DC power grids with constant-power loads - Part I: A full characterization of power flow feasibility, long-term voltage stability and their correspondence

In this two-part paper we study the feasibility of the power flow equations of DC power grids with constant power loads. In Part I of this paper we present a rigorous introduction into the problem of power flow feasibility of such power grids, and the problem of selecting a desirable operating point which satisfies the power flow equations. Our main contributions are as follows. We introduce and identify all long-term voltage semi-stable operating points, and show that there exists a one-to-one correspondence between such operating points and the power demands for which the power flow equations are feasible. The unique long-term voltage stable operating point associated to a feasible power demand can be found by solving an initial value problem.

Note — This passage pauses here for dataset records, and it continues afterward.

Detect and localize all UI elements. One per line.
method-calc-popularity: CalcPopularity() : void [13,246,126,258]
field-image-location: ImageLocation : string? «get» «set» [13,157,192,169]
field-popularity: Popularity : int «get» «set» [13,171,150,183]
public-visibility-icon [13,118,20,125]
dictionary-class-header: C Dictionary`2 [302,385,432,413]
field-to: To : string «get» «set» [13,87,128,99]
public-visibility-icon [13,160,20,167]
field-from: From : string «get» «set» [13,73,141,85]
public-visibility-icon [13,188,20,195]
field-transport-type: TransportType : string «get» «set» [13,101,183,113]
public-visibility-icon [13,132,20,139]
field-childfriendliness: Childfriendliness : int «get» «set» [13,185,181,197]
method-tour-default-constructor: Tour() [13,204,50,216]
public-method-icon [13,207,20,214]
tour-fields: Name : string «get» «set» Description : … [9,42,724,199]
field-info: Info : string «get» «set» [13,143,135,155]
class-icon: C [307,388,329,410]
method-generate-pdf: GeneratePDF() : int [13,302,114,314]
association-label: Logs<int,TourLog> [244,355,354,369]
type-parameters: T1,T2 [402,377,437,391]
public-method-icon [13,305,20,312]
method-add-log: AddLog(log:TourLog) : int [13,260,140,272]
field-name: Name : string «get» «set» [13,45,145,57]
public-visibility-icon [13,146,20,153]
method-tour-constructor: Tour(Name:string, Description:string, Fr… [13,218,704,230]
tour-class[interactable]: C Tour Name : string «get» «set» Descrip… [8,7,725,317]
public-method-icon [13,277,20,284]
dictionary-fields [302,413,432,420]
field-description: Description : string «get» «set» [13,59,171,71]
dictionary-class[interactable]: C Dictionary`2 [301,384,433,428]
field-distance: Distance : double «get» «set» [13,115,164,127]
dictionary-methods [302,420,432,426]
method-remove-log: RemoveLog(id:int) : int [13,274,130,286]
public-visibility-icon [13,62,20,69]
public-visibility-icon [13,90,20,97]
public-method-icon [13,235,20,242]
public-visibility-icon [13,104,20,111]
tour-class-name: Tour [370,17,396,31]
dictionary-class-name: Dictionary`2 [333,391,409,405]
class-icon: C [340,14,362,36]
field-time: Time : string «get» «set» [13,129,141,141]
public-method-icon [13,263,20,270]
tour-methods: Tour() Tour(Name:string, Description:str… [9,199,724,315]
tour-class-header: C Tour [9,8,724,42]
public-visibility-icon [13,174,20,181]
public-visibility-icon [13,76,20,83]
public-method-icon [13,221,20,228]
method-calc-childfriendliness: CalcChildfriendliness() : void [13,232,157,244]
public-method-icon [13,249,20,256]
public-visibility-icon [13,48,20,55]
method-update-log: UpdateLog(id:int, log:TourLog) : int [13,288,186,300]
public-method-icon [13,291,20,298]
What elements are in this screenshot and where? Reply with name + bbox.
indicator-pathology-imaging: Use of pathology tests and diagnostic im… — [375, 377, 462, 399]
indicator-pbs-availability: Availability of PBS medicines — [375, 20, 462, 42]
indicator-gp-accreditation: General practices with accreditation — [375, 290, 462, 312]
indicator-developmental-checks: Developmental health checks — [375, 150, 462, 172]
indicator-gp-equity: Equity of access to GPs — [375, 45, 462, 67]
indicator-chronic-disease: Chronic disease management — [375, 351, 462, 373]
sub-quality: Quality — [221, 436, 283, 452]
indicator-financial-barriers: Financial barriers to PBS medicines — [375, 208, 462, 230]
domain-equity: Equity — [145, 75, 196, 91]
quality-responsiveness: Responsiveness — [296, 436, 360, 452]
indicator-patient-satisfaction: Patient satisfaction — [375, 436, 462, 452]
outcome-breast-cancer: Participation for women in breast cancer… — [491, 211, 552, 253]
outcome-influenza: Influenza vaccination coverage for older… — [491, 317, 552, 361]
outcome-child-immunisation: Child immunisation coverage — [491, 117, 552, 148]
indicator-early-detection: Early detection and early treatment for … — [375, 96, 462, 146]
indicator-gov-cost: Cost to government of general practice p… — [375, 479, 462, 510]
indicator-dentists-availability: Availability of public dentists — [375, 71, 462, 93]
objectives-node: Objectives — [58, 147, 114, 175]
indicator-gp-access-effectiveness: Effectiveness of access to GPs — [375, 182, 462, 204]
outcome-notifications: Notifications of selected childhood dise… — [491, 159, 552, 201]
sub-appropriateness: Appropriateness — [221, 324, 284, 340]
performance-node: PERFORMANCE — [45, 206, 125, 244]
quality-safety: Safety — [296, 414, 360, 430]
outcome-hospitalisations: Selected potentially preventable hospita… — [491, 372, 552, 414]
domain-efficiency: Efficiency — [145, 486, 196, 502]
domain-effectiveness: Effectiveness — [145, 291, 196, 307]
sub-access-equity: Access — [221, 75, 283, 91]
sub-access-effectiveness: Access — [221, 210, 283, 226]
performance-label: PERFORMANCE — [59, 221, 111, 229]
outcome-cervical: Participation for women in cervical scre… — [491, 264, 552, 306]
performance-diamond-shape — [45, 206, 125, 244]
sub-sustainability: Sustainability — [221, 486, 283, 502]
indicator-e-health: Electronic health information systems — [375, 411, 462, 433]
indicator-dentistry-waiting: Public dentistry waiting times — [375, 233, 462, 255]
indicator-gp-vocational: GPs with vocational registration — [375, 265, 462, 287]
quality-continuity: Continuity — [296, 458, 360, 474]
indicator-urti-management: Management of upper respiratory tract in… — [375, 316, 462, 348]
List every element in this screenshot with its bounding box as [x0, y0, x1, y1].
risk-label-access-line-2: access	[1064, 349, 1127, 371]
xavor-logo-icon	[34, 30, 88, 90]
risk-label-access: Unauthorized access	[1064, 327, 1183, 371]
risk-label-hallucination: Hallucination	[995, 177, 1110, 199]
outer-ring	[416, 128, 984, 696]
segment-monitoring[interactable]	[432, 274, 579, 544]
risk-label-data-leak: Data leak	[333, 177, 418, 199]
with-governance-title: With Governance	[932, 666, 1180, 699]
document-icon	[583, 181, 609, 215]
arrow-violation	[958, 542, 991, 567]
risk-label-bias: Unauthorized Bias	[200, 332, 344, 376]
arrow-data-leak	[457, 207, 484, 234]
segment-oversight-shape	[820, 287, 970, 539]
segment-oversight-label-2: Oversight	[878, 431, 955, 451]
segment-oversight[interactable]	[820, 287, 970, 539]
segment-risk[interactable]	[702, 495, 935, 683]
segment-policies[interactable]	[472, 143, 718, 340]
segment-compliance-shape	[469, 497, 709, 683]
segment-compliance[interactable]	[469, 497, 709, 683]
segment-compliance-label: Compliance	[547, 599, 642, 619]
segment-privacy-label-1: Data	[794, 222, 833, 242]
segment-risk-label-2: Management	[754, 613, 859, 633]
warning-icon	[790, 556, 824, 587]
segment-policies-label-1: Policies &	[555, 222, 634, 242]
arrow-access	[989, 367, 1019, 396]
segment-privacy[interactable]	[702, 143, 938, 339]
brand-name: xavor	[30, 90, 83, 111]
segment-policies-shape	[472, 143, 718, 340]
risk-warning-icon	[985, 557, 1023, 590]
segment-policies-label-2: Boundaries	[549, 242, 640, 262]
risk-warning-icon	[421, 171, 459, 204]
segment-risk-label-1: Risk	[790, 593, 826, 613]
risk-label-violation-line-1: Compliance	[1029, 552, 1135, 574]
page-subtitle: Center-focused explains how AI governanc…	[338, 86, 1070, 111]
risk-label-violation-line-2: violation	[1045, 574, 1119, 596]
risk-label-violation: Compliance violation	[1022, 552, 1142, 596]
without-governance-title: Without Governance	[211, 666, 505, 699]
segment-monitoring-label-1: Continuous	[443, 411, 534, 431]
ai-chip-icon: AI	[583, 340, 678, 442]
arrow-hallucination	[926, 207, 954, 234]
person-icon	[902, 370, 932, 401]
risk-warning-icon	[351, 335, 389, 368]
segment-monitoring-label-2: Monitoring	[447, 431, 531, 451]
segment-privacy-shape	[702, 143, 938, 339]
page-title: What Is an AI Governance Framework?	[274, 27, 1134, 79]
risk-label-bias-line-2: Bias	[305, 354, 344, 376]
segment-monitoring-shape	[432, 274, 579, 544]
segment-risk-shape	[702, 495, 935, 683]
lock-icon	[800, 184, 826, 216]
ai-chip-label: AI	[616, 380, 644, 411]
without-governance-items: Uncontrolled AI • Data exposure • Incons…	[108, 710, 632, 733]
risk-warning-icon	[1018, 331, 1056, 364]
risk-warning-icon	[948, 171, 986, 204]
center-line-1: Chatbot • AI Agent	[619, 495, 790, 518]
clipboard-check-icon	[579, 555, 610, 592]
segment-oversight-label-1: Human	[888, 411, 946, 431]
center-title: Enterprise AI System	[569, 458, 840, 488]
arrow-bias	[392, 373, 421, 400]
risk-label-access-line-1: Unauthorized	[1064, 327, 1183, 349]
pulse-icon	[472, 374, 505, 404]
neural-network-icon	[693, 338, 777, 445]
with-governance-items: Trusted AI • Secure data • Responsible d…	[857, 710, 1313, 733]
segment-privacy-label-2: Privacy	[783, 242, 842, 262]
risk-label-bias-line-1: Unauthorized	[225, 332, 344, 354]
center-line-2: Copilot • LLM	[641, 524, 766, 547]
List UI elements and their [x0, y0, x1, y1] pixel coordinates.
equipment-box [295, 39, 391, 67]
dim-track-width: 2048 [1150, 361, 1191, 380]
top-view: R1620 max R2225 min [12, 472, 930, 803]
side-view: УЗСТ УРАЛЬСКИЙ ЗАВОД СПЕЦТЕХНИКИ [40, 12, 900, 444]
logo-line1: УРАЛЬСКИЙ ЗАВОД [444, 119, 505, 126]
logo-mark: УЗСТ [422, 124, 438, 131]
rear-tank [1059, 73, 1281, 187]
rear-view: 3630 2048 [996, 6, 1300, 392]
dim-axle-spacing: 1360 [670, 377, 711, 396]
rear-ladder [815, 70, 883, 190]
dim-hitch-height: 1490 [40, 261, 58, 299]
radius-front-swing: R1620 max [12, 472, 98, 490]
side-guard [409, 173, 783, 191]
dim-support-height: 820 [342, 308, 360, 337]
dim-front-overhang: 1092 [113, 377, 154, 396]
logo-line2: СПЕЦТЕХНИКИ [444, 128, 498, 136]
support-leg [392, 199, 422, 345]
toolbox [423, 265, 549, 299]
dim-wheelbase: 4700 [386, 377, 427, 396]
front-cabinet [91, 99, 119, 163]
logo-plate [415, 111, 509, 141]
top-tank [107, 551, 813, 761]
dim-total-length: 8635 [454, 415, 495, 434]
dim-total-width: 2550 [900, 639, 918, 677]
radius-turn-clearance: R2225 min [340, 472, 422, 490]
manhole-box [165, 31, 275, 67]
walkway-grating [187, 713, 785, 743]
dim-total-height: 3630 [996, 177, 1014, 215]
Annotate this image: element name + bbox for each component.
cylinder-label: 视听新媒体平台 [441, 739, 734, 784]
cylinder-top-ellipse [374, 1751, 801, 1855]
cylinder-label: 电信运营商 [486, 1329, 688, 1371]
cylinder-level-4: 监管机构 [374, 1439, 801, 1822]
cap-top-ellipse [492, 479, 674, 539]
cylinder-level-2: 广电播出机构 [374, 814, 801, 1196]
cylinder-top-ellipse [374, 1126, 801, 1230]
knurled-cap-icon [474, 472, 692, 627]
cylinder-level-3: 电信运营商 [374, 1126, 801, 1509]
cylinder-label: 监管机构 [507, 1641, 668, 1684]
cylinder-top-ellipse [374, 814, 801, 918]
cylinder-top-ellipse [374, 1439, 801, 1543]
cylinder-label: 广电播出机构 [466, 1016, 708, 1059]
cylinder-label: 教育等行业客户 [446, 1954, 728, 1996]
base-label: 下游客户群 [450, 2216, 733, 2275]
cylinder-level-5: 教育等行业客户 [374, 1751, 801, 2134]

In addition, we characterize all feasible power demands as the intersection of closed half-spaces, and give a novel proof for the convexity of the set of feasible power demands. Moreover, we recover a known necessary LMI condition for the feasibility of a vector of power demands and prove that it is also sufficient. We present a similar necessary and sufficient condition for feasibility under small perturbation. Part II of this paper further explores the implications to these results. In particular, we prove that the feasible power demands and high-voltage operating points are in one-to-one correspondence as well, and that the high-voltage operating points and long-term voltage stable operating points coincide. In addition, we show how existing sufficient conditions for the feasibility of the AC power flow equations with constant-power loads can be improved in the DC case.